Trump's speech set a tone for selling his agenda more broadly
Donald Trump
Donald Trump

(US President Donald Trump seen Tuesday night after delivering his first address to a joint session of Congress from the floor of the House of Representatives.REUTERS/Jim Lo Scalzo/Pool)

The address President Donald Trump gave Tuesday night was approximately the speech one would write to sell Trumpism to a broader audience.

This speech was still very Trump, focusing around the theme of putting American interests ahead of global ones. It had the same usual deviations from Republican orthodoxy — calling for paid family leave and a big infrastructure package while ignoring entitlement programs, criticizing free-trade agreements, and taking a harder line on immigration than most establishment Republicans want.

But it placed those themes in terms that seemed somewhat less aimed at inflaming his base and somewhat more aimed at convincing people that his policies are good for a majority: that tighter immigration will raise wages for all sorts of workers or that crime-fighting policies will make life better in cities like Baltimore, where he received few votes.

This is a smart political shift, and I honestly thought Senate Minority Leader Chuck Schumer looked rattled discussing the speech on television, as though he had expected the speech to be less strategically competent.
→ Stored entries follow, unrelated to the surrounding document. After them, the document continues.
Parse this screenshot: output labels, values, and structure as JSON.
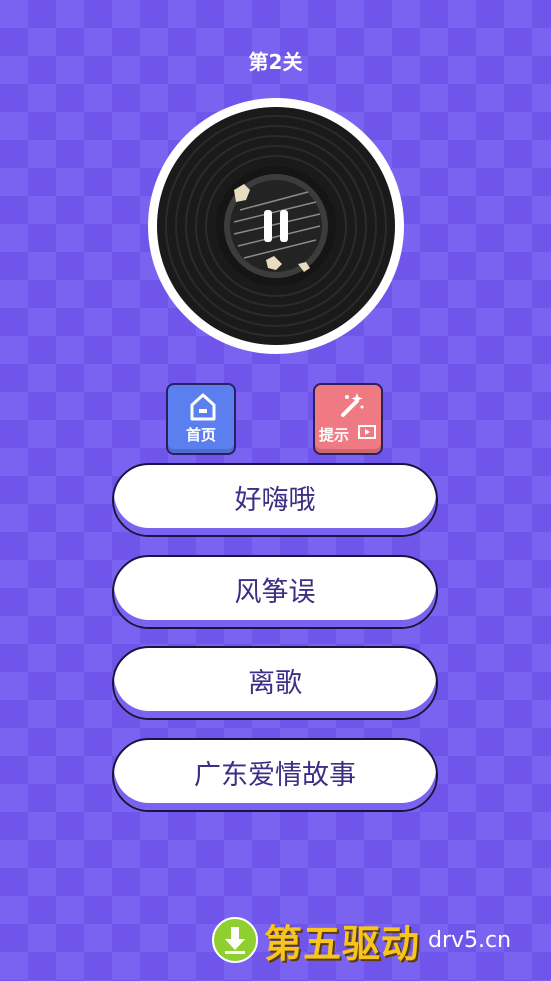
{
  "level_title": "第2关",
  "buttons": {
    "home_label": "首页",
    "hint_label": "提示"
  },
  "answers": [
    "好嗨哦",
    "风筝误",
    "离歌",
    "广东爱情故事"
  ],
  "watermark": {
    "text": "第五驱动",
    "domain": "drv5.cn"
  },
  "colors": {
    "background": "#7b63f2",
    "home_button": "#5c7ff0",
    "hint_button": "#f07a84",
    "answer_text": "#3b2f86"
  },
  "icons": [
    "pause-icon",
    "home-icon",
    "magic-wand-icon",
    "video-icon",
    "download-icon"
  ]
}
Still, there are at least three significant challenges facing Trump.

One is whether he can implement the policies he's promising.

Trump's failure to staff up his administration hinders both his ability to influence Congress and his ability to change policy through executive action.

The ideas Trump floated on healthcare and taxes are vague. In theory, Congress is supposed to move major legislation on both issues this year. But as Matt Yglesias notes, Trump gave no guidance to resolve the big disagreements on these issues that exist among Republicans in Congress.

As Schumer said, Trump talks about the need to spend big on infrastructure but has not advanced any formal proposal. The news website Axios reported last week that he may not even introduce one until 2018.

A second issue is whether his policies will provide the improvements he has promised, even assuming he gets them enacted.

Trump promised to "expand choice, increase access, lower costs, and at the same time, provide better healthcare." A major reason Republicans can't come to terms on a healthcare reform package is the impossibility of doing all these things at once while lowering government expenditure.

Trump has promised good jobs and higher wages, but the immigration crackdown Trump expects to drive wages up could also cause the economy to shrink and raise consumer prices, as could new trade restrictions.